In the description of the embodiments of the present invention, the terms "first", "second", "third", and "fourth" are used for descriptive purposes only and are not to be construed as indicating or implying relative importance or implicitly indicating the number of technical features indicated. Thus, features defined as "first", "second", "third", "fourth" may explicitly or implicitly include one or more of the features. In the description of the present invention, "a plurality" means two or more unless otherwise specified.

In the description of the embodiments of the present invention, it should be noted that, unless otherwise explicitly specified or limited, the terms "mounted," "connected," and "assembled" are to be construed broadly and may, for example, be fixedly connected, detachably connected, or integrally connected; they may be connected directly or indirectly through intervening media, or they may be interconnected between two elements. The specific meanings of the above terms in the present invention can be understood in specific cases to those skilled in the art.

In the description of the embodiments of the invention, the particular features, structures, materials, or characteristics may be combined in any suitable manner in any one or more embodiments or examples.

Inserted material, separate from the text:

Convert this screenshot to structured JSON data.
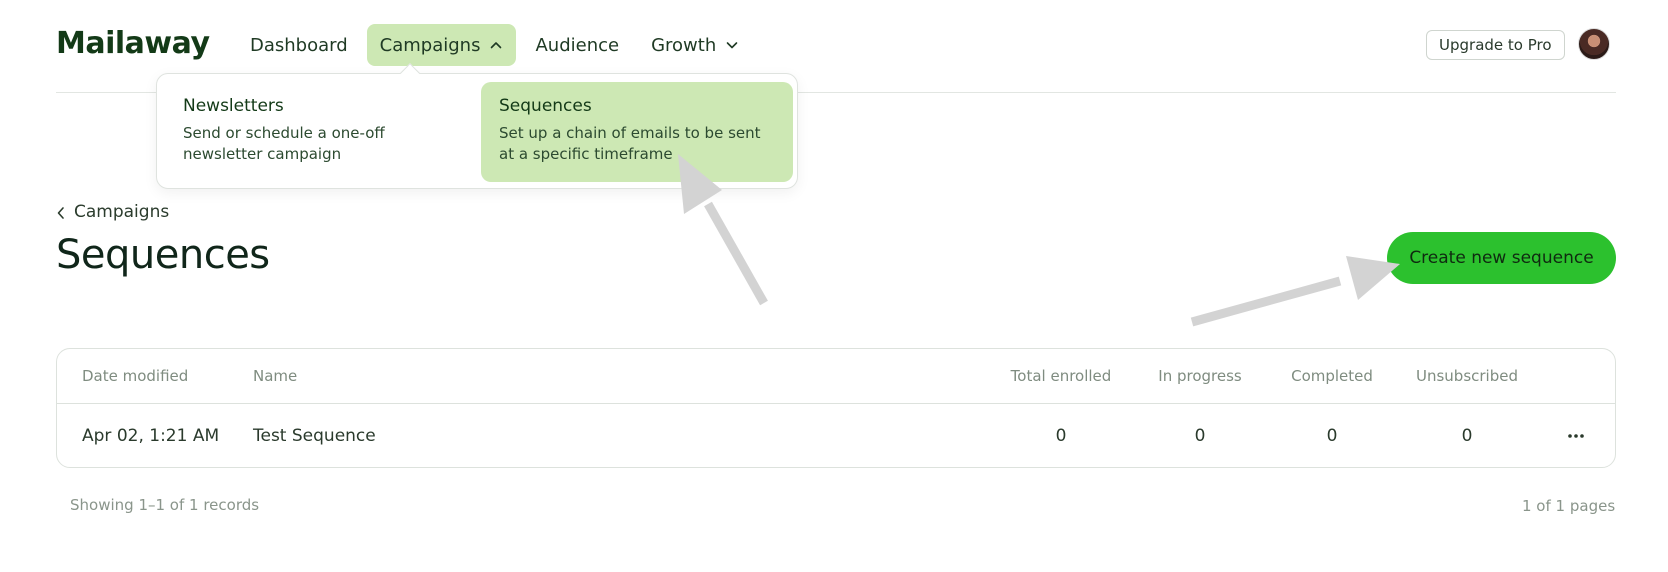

In the description of the embodiments of the present invention, it is to be understood that "-" and "-" denote ranges of two numerical values, and the ranges include endpoints. For example, "A-B" means a range greater than or equal to A and less than or equal to B. "A to B" represents a range of A or more and B or less.

In the description of the embodiments of the present invention, the term "and/or" herein is only one kind of association relationship describing an associated object, and means that there may be three kinds of relationships, for example, a and/or B, and may mean: a exists alone, A and B exist simultaneously, and B exists alone. In addition, the character "/" herein generally indicates that the former and latter related objects are in an "or" relationship.

Although embodiments of the present invention have been shown and described, it will be appreciated by those skilled in the art that changes, modifications, substitutions and alterations can be made in these embodiments without departing from the principles and spirit of the invention, the scope of which is defined in the appended claims and their equivalents.